Pavel Panchekha


Share under CC-BY-SA.

WIP: Programming by Voice

Update: M. Arntzenius gave a great talk a few years ago about voice programming using the Talon voice typing system. I don't know how it is that I didn't think of voice typing systems but they're the well-developed answer here. Interestingly Arntzenius confirms a lot of points that I guessed at here (nominalism, integration with language) but also a lot of new ones (like the challenges of resolving ambiguity and handling errors).

Two years ago at PNW PLSE, I had a wonderful conversation with some folks about unorthodox language designs. What questions do functions, lambdas, and types not answer? I've been thinking about one topic in particular: how would you design a language for programming by voice?
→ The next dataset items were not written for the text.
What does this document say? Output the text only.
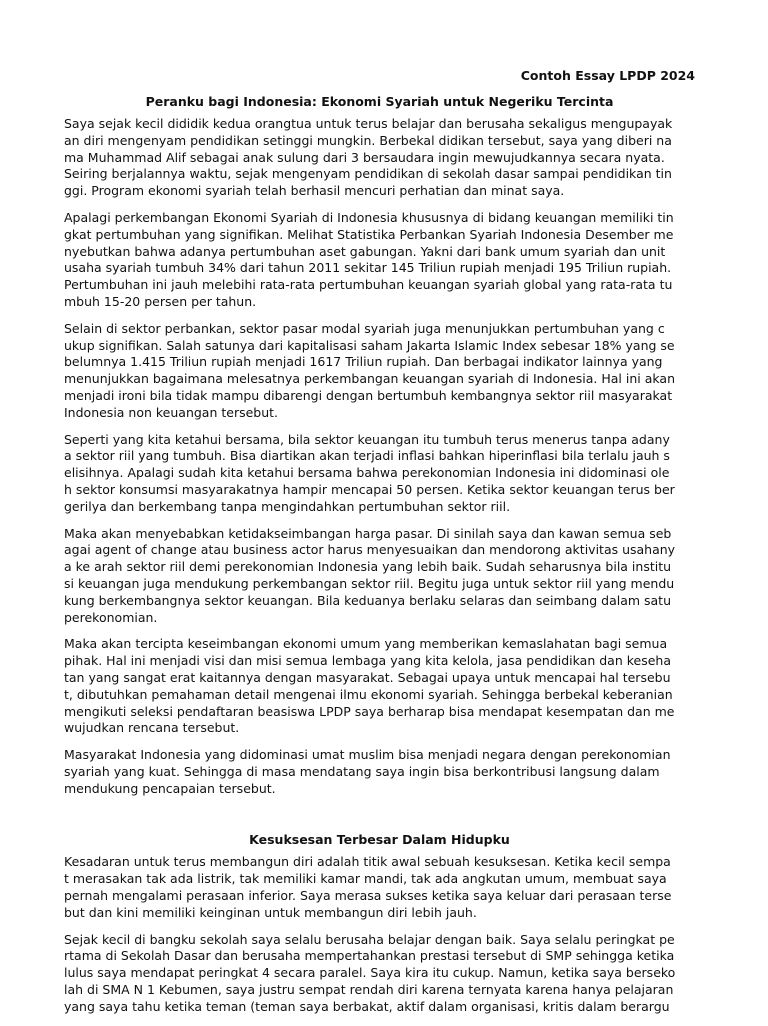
Contoh Essay LPDP 2024
Peranku bagi Indonesia: Ekonomi Syariah untuk Negeriku Tercinta

Saya sejak kecil dididik kedua orangtua untuk terus belajar dan berusaha sekaligus mengupayak
an diri mengenyam pendidikan setinggi mungkin. Berbekal didikan tersebut, saya yang diberi na
ma Muhammad Alif sebagai anak sulung dari 3 bersaudara ingin mewujudkannya secara nyata.
Seiring berjalannya waktu, sejak mengenyam pendidikan di sekolah dasar sampai pendidikan tin
ggi. Program ekonomi syariah telah berhasil mencuri perhatian dan minat saya.

Apalagi perkembangan Ekonomi Syariah di Indonesia khususnya di bidang keuangan memiliki tin
gkat pertumbuhan yang signifikan. Melihat Statistika Perbankan Syariah Indonesia Desember me
nyebutkan bahwa adanya pertumbuhan aset gabungan. Yakni dari bank umum syariah dan unit
usaha syariah tumbuh 34% dari tahun 2011 sekitar 145 Triliun rupiah menjadi 195 Triliun rupiah.
Pertumbuhan ini jauh melebihi rata-rata pertumbuhan keuangan syariah global yang rata-rata tu
mbuh 15-20 persen per tahun.

Selain di sektor perbankan, sektor pasar modal syariah juga menunjukkan pertumbuhan yang c
ukup signifikan. Salah satunya dari kapitalisasi saham Jakarta Islamic Index sebesar 18% yang se
belumnya 1.415 Triliun rupiah menjadi 1617 Triliun rupiah. Dan berbagai indikator lainnya yang
menunjukkan bagaimana melesatnya perkembangan keuangan syariah di Indonesia. Hal ini akan
menjadi ironi bila tidak mampu dibarengi dengan bertumbuh kembangnya sektor riil masyarakat
Indonesia non keuangan tersebut.

Seperti yang kita ketahui bersama, bila sektor keuangan itu tumbuh terus menerus tanpa adany
a sektor riil yang tumbuh. Bisa diartikan akan terjadi inflasi bahkan hiperinflasi bila terlalu jauh s
elisihnya. Apalagi sudah kita ketahui bersama bahwa perekonomian Indonesia ini didominasi ole
h sektor konsumsi masyarakatnya hampir mencapai 50 persen. Ketika sektor keuangan terus ber
gerilya dan berkembang tanpa mengindahkan pertumbuhan sektor riil.

Maka akan menyebabkan ketidakseimbangan harga pasar. Di sinilah saya dan kawan semua seb
agai agent of change atau business actor harus menyesuaikan dan mendorong aktivitas usahany
a ke arah sektor riil demi perekonomian Indonesia yang lebih baik. Sudah seharusnya bila institu
si keuangan juga mendukung perkembangan sektor riil. Begitu juga untuk sektor riil yang mendu
kung berkembangnya sektor keuangan. Bila keduanya berlaku selaras dan seimbang dalam satu
perekonomian.

Maka akan tercipta keseimbangan ekonomi umum yang memberikan kemaslahatan bagi semua
pihak. Hal ini menjadi visi dan misi semua lembaga yang kita kelola, jasa pendidikan dan keseha
tan yang sangat erat kaitannya dengan masyarakat. Sebagai upaya untuk mencapai hal tersebu
t, dibutuhkan pemahaman detail mengenai ilmu ekonomi syariah. Sehingga berbekal keberanian
mengikuti seleksi pendaftaran beasiswa LPDP saya berharap bisa mendapat kesempatan dan me
wujudkan rencana tersebut.

Masyarakat Indonesia yang didominasi umat muslim bisa menjadi negara dengan perekonomian
syariah yang kuat. Sehingga di masa mendatang saya ingin bisa berkontribusi langsung dalam
mendukung pencapaian tersebut.

Kesuksesan Terbesar Dalam Hidupku

Kesadaran untuk terus membangun diri adalah titik awal sebuah kesuksesan. Ketika kecil sempa
t merasakan tak ada listrik, tak memiliki kamar mandi, tak ada angkutan umum, membuat saya
pernah mengalami perasaan inferior. Saya merasa sukses ketika saya keluar dari perasaan terse
but dan kini memiliki keinginan untuk membangun diri lebih jauh.

Sejak kecil di bangku sekolah saya selalu berusaha belajar dengan baik. Saya selalu peringkat pe
rtama di Sekolah Dasar dan berusaha mempertahankan prestasi tersebut di SMP sehingga ketika
lulus saya mendapat peringkat 4 secara paralel. Saya kira itu cukup. Namun, ketika saya berseko
lah di SMA N 1 Kebumen, saya justru sempat rendah diri karena ternyata karena hanya pelajaran
yang saya tahu ketika teman (teman saya berbakat, aktif dalam organisasi, kritis dalam berargu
There are lots of variations on this problem: does the user have a screen, or are they just speaking and listening? What kind of programs are they writing? I like to imagine programming Alexa by talking to it. “Alexa, start the drier one hour after I turn the bedroom lights off.” These programs are short, so you could imagine editing or reviewing them purely in conversation.

The language syntax

You can already program by voice with dictation software, but it requires you explicitly speaking each punctuation character—it's possible, but inconvenient. A language designed for speech should have a syntax made up of common words. I'd be inclined to avoid heavy nesting and design a language that is mostly flat.

Simple triggers, like the example above, seem well suited to the “if this then that” trigger-action style. It’s already been used in some popular automation tools. What is the overall power of such systems? How easy is it to write loops in them,1 [1 Say by triggering custom events and then reacting to them] and how important is that for the programs we want to write?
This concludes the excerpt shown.